In ogni caso, il progetto che riguarda il funzionamento dell’applicazione prevede il passaggio del dato registrato dall’utente all’ufficio provinciale di prevenzione legato all’Asl. La persona che è entrata in contatto con un contagiato verrà così avvertito e preso in carico dallo stesso ufficio, che da quel momento in poi cercherà di tenerlo sotto osservazione. Anche con l’ausilio di medici e infermieri che potranno effettuare delle visite. In cui potrebbero venire effettuati dei tamponi fino a che la persona non verrà dichiarata ufficialmente negativa.

Il diritto all’anonimato

In ogni caso, la persona contagiata non verrà mai a conoscenza di chi effettivamente le ha trasmesso il virus. Il problema però legato a questa capillare e immensa quantità di dati intacca e non poco la questione della privacy.

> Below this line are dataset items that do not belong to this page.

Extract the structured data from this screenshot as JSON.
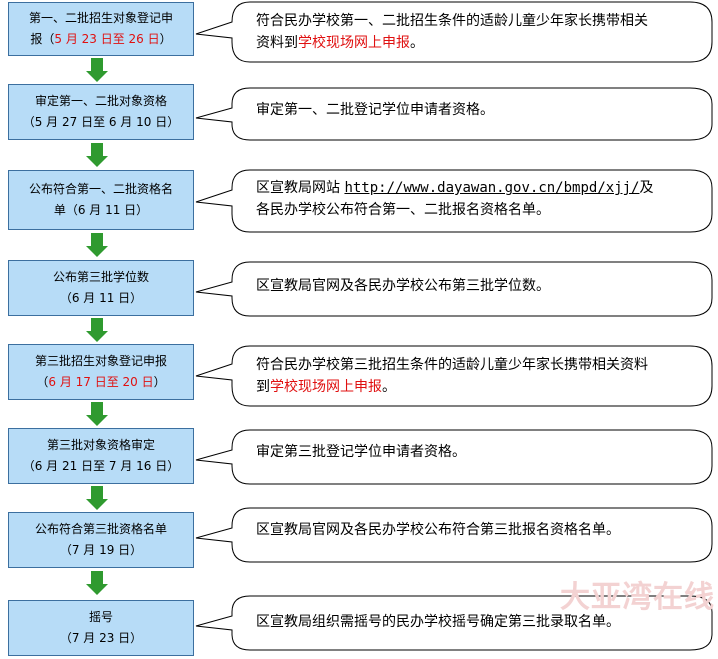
{
  "steps": [
    {
      "line1": "第一、二批招生对象登记申",
      "line2_pre": "报（",
      "line2_red": "5 月 23 日至 26 日",
      "line2_post": "）"
    },
    {
      "line1": "审定第一、二批对象资格",
      "line2": "（5 月 27 日至 6 月 10 日）"
    },
    {
      "line1": "公布符合第一、二批资格名",
      "line2": "单（6 月 11 日）"
    },
    {
      "line1": "公布第三批学位数",
      "line2": "（6 月 11 日）"
    },
    {
      "line1": "第三批招生对象登记申报",
      "line2_pre": "（",
      "line2_red": "6 月 17 日至 20 日",
      "line2_post": "）"
    },
    {
      "line1": "第三批对象资格审定",
      "line2": "（6 月 21 日至 7 月 16 日）"
    },
    {
      "line1": "公布符合第三批资格名单",
      "line2": "（7 月 19 日）"
    },
    {
      "line1": "摇号",
      "line2": "（7 月 23 日）"
    }
  ],
  "notes": [
    {
      "line1": "符合民办学校第一、二批招生条件的适龄儿童少年家长携带相关",
      "line2_pre": "资料到",
      "line2_red": "学校现场网上申报",
      "line2_post": "。"
    },
    {
      "line1": "审定第一、二批登记学位申请者资格。"
    },
    {
      "line1_pre": "区宣教局网站 ",
      "url": "http://www.dayawan.gov.cn/bmpd/xjj/",
      "line1_post": "及",
      "line2": "各民办学校公布符合第一、二批报名资格名单。"
    },
    {
      "line1": "区宣教局官网及各民办学校公布第三批学位数。"
    },
    {
      "line1": "符合民办学校第三批招生条件的适龄儿童少年家长携带相关资料",
      "line2_pre": "到",
      "line2_red": "学校现场网上申报",
      "line2_post": "。"
    },
    {
      "line1": "审定第三批登记学位申请者资格。"
    },
    {
      "line1": "区宣教局官网及各民办学校公布符合第三批报名资格名单。"
    },
    {
      "line1": "区宣教局组织需摇号的民办学校摇号确定第三批录取名单。"
    }
  ],
  "watermark": "大亚湾在线",
  "colors": {
    "box_fill": "#b7dcf7",
    "box_border": "#3c6f9f",
    "arrow": "#2f9a2f",
    "highlight_red": "#e01010"
  }
}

Per questo si chiede che tutto l’iter e il funzionamento dello strumento sia sottoposto a una verifica parlamentare.

“Dell’app italiana non sappiamo ancora nulla di ufficiale, mentre una maggiore trasparenza da parte del governo sarebbe auspicabile, perché un sistema per il contact tracing va ad incidere, potenzialmente, sulla privacy di tutti noi”, ha affermato l’avvocato Francesco Paolo Micozzi, docente di informatica giuridica all’Università degli Studi di Perugia.

Il tracciamento dei dati: legittimo?

L’obiezione che si potrebbe fare è che già normalmente il tracciamento dei nostri contatti viene fatto da applicazioni di cui sono proprietarie aziende private come Amazon o Facebook. Con l’app Immuni si chiederebbe al nostro smartphone di mantenere in memoria tutte le persone che abbiamo incontrato nelle ultime due settimane, e sarà necessario non fornire alcuna informazione che vada oltre a quelle strettamente necessarie per il monitoraggio del coronavirus.

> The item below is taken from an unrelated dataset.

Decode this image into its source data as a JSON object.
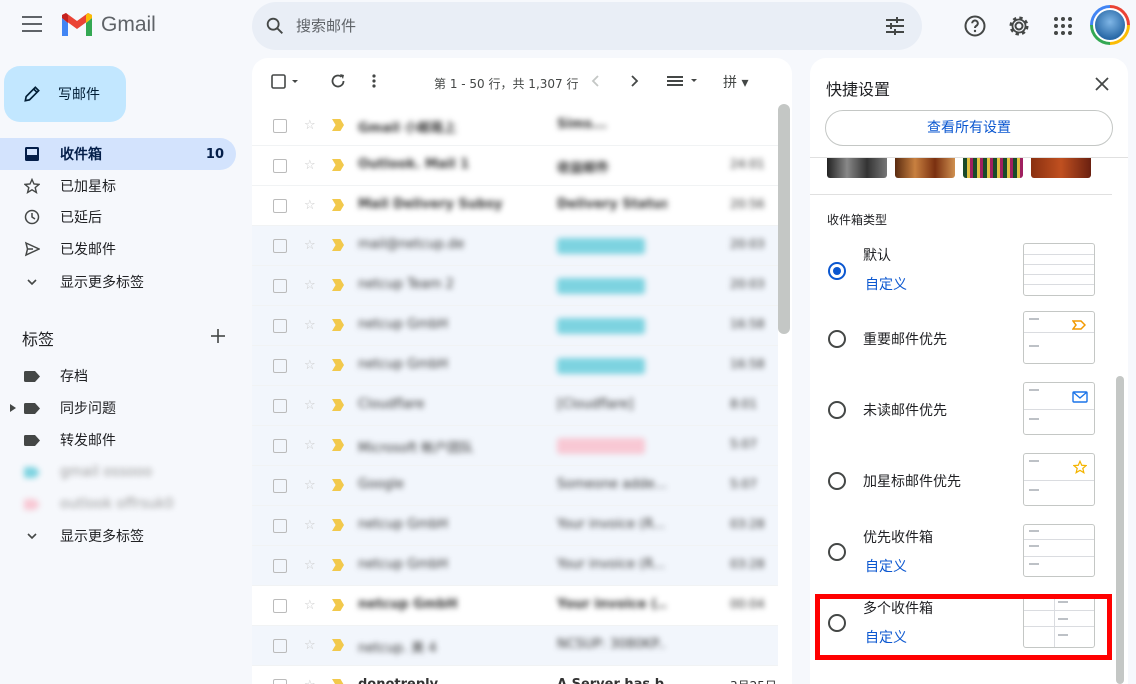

In caso contrario, le informazioni potrebbe essere cedute in maniera illecita a terzi e utilizzata per qualsiasi altra finalità legata ad interessi personali, come marketing o ancora peggio frodi. Tuttavia, al momento si cerca di finalizzare un sistema in cui queste non potranno essere condivise.

L’app Immuni non può essere obbligatoria

Tuttavia però “il rischio esiste, e questo apre alla vera domanda: l’uso della app è assolutamente necessario per ridurre la trasmissione del contagio? E se non lo è, perché dovrei mettere in gioco dei dati personali senza averne un beneficio certo?”, si chiede l’avvocato. Domande a cui è interessante rispondere, ma che portano alla conclusione che l’app non può essere obbligatoria, perché sarebbe contro tutti i criteri giuridici.

“Non si può neppure condizionare l’esercizio di un diritto all’installazione volontaria della app, ad esempio accedere a determinati luoghi o fruire di specifici servizi. Può solo ipotizzarsi un uso su base realmente volontaria, ed eventualmente potrebbero introdursi degli incentivi”.